Crushing a Behavioral Based Interview

How many times have you been in an interview and heard “Tell me about a time when…”?  This interviewing technique is known as Behavioral Based Interviewing, and is designed to help interviewers learn about past behaviors and traits in order to understand what skills and traits you would apply to the job for which you are interviewing.

It’s easy to get lost in figuring out the best way to answer these questions, or to find yourself overthinking the answer.  So what is the best method to answering Behavioral Based questions?

When answering these questions, simply remember STAR. STAR is an acronym that stands for Situation, Task, Action, and Result.

  • Situation/Task: What was the exact and specific situation or task with which you were confronted. You should not generalize when answering. Appropriate situations or tasks could be from previous jobs, internships, school, volunteer experiences, etc…
  • Action: You should give specific actions that you took; if you were part of a group or team, be sure you focus on your role. There should typically be more than one layer when discussing the actions taken.
  • Results: What was the outcome; good, bad or indifferent? What was learned from this event? How did this outcome impact future operations?

So how does this work in real interviews?  Here is a scenario where the STAR method is and isn’t used in answering the interviewer’s question:

Where the STAR method hasn’t been used:

“That is a great question.  I was in a team once where we were tasked with creating a new product that could demonstrate some promising growth numbers.  As we began to create the product, it became clear that one aspect was working extremely well while the rest was not working.  We focused on what was working soon after that realization.  Ultimately, the project hit the goal.”

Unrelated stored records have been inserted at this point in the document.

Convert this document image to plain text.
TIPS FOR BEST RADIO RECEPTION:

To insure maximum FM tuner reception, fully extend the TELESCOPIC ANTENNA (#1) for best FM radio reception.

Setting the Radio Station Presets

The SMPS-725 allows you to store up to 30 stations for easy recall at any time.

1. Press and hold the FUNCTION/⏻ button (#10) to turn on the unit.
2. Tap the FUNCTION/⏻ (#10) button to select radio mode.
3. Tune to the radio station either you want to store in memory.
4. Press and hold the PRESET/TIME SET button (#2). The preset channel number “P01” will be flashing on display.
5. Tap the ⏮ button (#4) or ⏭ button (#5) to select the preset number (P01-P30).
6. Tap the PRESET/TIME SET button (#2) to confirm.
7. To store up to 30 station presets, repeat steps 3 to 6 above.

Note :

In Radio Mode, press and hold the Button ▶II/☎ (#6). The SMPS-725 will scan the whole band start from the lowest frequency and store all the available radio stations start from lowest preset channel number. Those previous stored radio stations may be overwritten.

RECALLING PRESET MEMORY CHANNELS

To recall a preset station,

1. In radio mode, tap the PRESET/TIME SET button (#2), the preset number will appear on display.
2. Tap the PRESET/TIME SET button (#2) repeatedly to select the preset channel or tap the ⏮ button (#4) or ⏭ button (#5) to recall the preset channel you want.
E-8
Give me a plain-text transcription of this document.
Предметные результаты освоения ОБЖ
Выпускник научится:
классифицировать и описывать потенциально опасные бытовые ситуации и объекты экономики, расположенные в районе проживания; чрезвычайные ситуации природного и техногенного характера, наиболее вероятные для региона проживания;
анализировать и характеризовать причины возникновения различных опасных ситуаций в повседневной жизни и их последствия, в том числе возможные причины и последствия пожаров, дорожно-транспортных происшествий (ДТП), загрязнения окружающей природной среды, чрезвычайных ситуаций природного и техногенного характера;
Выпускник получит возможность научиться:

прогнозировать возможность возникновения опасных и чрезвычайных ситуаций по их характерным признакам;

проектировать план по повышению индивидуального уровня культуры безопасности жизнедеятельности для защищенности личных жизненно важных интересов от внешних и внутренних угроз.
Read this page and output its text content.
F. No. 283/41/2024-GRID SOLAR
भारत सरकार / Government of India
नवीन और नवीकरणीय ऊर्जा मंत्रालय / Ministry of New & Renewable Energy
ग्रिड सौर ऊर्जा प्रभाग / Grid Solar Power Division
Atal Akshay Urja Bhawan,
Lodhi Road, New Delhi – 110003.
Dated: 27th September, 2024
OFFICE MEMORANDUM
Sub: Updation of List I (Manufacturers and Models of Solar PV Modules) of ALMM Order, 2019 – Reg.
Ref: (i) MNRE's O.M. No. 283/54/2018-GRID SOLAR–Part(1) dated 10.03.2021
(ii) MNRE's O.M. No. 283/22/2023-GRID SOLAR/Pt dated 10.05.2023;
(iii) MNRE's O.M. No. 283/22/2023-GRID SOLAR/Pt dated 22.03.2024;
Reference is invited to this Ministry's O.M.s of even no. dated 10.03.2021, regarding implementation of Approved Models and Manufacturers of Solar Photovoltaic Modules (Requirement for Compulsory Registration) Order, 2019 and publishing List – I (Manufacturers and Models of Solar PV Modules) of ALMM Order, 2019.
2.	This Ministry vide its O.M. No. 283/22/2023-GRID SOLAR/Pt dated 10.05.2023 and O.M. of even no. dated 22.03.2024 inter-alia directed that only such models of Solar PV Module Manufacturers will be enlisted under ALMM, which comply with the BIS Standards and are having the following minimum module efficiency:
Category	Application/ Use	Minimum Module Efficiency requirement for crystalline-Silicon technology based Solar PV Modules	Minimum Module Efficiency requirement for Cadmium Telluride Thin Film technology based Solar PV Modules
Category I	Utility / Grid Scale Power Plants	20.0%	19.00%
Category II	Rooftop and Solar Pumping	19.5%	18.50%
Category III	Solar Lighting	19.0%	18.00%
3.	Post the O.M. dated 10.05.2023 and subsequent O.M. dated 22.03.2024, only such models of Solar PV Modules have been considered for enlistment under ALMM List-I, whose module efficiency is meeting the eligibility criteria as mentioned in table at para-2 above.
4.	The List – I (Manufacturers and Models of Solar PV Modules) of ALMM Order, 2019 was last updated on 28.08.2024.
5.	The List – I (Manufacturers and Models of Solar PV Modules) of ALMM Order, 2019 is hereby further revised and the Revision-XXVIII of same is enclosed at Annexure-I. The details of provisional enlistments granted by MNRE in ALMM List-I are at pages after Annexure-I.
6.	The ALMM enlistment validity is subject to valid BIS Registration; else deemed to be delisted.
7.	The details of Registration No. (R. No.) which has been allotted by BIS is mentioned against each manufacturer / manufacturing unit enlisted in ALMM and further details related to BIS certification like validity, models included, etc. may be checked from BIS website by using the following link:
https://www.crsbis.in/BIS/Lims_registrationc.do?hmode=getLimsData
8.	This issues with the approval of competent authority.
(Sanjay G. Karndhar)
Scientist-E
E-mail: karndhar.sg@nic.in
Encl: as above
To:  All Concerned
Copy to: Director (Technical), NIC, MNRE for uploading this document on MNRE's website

Where the STAR method has been used:

“That’s a great question. In my previous role, a cross-functional team was used to develop a product using someone from every department in the company. The goal was to create a new revenue stream that could show some early growth. Since it was a small organization, the team was five members total and I assumed the role of project manager.

Coming from more of a design/creative role, taking on the PM responsibilities was a personal challenge I wanted to grow my skills. Once the tasks were created and delegated, we started to roll up our sleeves and build the product. Unfortunately, because I was a rookie project manager, some of the tasks were out of order. The good news is our team had great communication and the problem was quickly fixed. As I was assessing the progress of the product, I noticed that one of the features was out performing all other features combined. After I discussed this with the team, we decided to shift gears and focus on that one element. I had to re-do the entire project plan. This time without any workflow hitches.

The results were good for the company. We created a product that showed some early signs of growth but for drastically different reasons than we originally intended. With great communication, being agile to shift gears and knowing where to put our time, we made a product that started to generate new revenue. “

The difference between the two methods is clear. Unless you are under intense time pressure for your interview, the first non-STAR answer glosses over everything that helped you grow your career and doesn’t allow the interviewer to gain insight into what skills you will be able to transfer to their workforce.

If you can remember the STAR Method, you can crush any Behavioral Based Interview.